Saipem, netto trim3 cala a 76 mln, abbassa stime 2014, titolo crolla

martedì 28 ottobre 2014 15:40
 

MILANO, 28 ottobre (Reuters) - Saipem chiude il terzo trimestre 2014 con un utile netto in contrazione del 24,8%, a 76 milioni di euro, e rivede nella parte bassa della forchetta la guidance sul 2014.

Il titolo reagisce con una flessione che sfiora il 9% prima di andare in asta di volatilità.

Tornando ai risultati, nel trimestre l'ebit è in discesa del 28,9% a 150 milioni su ricavi pari a 3,509 miliardi (+1,9%), secondo un comunicato.

L'indebitamento finanziario netto al 30 settembre ammonta a 5.130 milioni, con un incremento di 370 milioni rispetto al 31 dicembre 2013, in linea con la posizione a fine giugno 2014.

Nel corso del terzo trimestre del 2014 Saipem ha acquisito nuovi ordini per un totale di 1.856 milioni (1.360 milioni nel corrispondente periodo del 2013).

Quanto alla guidance per l'anno, la società di ingegneristica e costruzioni guidata da Umberto Vergine ha confrermato i ricavi a circa 13 miliardi, portando nella parte basse della forchetta la stima di Ebit a circa 600 milioni (600-700 milioni la previsione a fine secondo trimestre), l'utile netto è atteso a circa 280 milioni (280-330 milioni la stima precedente) e gli investimenti tecnici confermati a circa 750 milioni.

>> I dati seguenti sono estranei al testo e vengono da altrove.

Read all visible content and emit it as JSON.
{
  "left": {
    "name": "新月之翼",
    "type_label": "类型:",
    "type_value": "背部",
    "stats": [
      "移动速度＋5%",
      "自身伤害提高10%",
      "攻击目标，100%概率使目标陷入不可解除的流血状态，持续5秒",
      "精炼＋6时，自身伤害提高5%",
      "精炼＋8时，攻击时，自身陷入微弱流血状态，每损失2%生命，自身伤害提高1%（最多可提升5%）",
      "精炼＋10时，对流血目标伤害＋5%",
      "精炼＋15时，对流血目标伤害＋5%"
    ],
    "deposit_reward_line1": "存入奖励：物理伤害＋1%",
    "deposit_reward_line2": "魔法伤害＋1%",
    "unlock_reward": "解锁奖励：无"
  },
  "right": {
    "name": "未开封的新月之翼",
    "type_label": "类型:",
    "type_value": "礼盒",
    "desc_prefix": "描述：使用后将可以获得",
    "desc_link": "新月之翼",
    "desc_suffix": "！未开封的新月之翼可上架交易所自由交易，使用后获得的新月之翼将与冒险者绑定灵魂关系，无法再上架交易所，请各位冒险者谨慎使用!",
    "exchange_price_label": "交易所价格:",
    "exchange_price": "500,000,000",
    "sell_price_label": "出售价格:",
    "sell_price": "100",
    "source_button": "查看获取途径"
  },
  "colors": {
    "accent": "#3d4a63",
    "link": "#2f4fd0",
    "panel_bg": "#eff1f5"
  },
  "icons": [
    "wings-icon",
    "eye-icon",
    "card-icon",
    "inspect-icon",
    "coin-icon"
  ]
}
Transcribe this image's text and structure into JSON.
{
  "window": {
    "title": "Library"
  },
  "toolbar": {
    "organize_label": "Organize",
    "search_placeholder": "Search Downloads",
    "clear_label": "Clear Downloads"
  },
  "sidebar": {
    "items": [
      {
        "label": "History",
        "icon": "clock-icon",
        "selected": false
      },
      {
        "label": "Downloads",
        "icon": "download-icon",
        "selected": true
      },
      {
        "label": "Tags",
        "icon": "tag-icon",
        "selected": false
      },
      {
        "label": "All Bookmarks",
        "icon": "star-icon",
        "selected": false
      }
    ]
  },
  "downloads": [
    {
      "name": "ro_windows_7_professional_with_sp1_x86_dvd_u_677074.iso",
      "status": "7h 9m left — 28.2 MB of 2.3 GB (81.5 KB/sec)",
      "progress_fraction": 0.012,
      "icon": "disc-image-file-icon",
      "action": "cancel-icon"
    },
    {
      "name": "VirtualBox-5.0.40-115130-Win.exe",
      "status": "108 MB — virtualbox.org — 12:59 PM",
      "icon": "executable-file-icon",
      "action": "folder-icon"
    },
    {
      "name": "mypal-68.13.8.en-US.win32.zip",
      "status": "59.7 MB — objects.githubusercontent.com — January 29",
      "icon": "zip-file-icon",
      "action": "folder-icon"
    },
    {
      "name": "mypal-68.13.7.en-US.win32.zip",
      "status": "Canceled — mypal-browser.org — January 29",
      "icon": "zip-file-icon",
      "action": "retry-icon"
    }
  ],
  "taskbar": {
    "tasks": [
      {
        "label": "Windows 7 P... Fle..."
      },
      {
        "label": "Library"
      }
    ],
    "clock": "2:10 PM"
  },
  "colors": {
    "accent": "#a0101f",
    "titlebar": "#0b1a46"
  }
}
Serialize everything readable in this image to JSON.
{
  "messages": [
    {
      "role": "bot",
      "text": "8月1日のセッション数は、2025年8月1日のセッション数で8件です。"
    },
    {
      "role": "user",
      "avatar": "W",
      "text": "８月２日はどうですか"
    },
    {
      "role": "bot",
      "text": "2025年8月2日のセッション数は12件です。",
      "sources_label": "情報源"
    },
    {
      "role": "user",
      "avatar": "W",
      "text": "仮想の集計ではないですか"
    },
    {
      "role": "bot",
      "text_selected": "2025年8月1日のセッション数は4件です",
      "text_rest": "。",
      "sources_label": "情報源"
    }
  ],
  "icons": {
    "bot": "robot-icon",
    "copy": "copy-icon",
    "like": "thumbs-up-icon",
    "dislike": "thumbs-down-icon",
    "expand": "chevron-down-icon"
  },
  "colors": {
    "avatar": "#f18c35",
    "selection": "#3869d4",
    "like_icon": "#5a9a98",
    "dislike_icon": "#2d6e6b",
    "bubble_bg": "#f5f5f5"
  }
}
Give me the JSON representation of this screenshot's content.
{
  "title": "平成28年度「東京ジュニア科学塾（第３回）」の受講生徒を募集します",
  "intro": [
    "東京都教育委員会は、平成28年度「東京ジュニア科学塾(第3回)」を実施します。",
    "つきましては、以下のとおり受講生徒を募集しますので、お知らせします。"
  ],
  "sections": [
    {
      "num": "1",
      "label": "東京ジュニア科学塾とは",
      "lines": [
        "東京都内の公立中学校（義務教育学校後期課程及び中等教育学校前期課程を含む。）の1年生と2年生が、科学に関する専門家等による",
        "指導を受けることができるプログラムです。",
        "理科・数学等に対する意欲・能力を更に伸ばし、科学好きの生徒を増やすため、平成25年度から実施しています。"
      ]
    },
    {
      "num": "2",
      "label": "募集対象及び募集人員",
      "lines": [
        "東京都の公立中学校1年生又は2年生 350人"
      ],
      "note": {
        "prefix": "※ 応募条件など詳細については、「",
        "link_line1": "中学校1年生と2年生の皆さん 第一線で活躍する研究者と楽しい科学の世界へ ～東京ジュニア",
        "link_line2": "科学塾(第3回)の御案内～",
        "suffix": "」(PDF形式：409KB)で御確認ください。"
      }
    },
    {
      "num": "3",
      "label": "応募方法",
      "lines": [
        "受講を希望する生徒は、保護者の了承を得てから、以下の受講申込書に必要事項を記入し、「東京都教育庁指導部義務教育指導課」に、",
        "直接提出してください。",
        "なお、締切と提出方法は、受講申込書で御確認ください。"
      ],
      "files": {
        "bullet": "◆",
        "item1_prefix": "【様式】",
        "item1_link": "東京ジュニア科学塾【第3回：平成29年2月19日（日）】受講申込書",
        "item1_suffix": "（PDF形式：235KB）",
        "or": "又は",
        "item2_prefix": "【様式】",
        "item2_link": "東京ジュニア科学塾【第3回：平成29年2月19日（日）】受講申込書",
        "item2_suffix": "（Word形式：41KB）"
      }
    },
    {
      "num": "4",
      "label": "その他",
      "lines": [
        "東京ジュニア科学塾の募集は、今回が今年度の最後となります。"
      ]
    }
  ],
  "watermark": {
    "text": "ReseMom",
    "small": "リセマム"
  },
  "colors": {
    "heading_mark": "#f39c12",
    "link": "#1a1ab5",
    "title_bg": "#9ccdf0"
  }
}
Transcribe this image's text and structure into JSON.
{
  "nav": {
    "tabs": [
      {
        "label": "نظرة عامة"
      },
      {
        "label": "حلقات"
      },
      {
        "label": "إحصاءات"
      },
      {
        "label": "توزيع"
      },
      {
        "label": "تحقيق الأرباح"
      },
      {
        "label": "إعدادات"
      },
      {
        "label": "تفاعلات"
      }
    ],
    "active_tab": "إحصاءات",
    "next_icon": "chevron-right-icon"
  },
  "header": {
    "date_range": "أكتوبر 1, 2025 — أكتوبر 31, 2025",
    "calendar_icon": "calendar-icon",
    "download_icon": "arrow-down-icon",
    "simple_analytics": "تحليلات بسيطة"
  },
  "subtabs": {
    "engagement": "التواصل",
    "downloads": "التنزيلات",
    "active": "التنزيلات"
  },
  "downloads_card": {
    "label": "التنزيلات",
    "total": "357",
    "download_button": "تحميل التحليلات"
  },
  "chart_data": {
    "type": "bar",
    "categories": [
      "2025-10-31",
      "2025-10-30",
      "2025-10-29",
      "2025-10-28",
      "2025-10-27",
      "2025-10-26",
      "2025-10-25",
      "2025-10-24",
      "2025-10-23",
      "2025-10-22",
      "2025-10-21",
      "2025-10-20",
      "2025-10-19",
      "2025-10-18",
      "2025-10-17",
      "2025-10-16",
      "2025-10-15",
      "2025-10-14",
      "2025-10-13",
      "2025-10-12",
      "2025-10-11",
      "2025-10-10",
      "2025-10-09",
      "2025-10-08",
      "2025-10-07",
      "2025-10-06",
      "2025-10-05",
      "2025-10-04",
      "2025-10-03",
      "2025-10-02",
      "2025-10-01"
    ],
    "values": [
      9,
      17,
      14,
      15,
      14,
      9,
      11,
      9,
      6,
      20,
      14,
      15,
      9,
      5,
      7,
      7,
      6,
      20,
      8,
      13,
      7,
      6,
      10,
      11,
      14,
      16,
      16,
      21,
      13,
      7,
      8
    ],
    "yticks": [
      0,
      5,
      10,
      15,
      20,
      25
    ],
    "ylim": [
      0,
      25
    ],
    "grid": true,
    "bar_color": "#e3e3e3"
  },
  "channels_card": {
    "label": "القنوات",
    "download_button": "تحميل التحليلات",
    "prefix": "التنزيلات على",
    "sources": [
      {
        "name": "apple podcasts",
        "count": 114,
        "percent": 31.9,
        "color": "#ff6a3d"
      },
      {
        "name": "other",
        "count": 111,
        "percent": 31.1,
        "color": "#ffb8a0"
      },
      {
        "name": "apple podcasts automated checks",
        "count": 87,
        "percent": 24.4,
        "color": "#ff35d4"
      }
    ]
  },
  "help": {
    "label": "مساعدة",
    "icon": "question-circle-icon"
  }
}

Infine, la guidance relativa al debito netto, precedentemente compreso nella forbice tra 4,2 e 4,5 miliardi, è stata rivista a 4,7 miliardi, Come comunicato a metà anno, le previsioni sul debito netto per l'intero 2014 erano basate su tempistiche di pagamento dei 'pending revenues' relativi ai contratti a bassa marginalità che hanno subito dei rallentamenti a causa delle deteriorate condizioni di mercato.

I risultati e la nuova guidance non stanno piacendo al mercato: intorno alle 15,30 il titolo è in asta di volatilità dopo aver segnato un ultimo prezzo in calo dell'8,87%.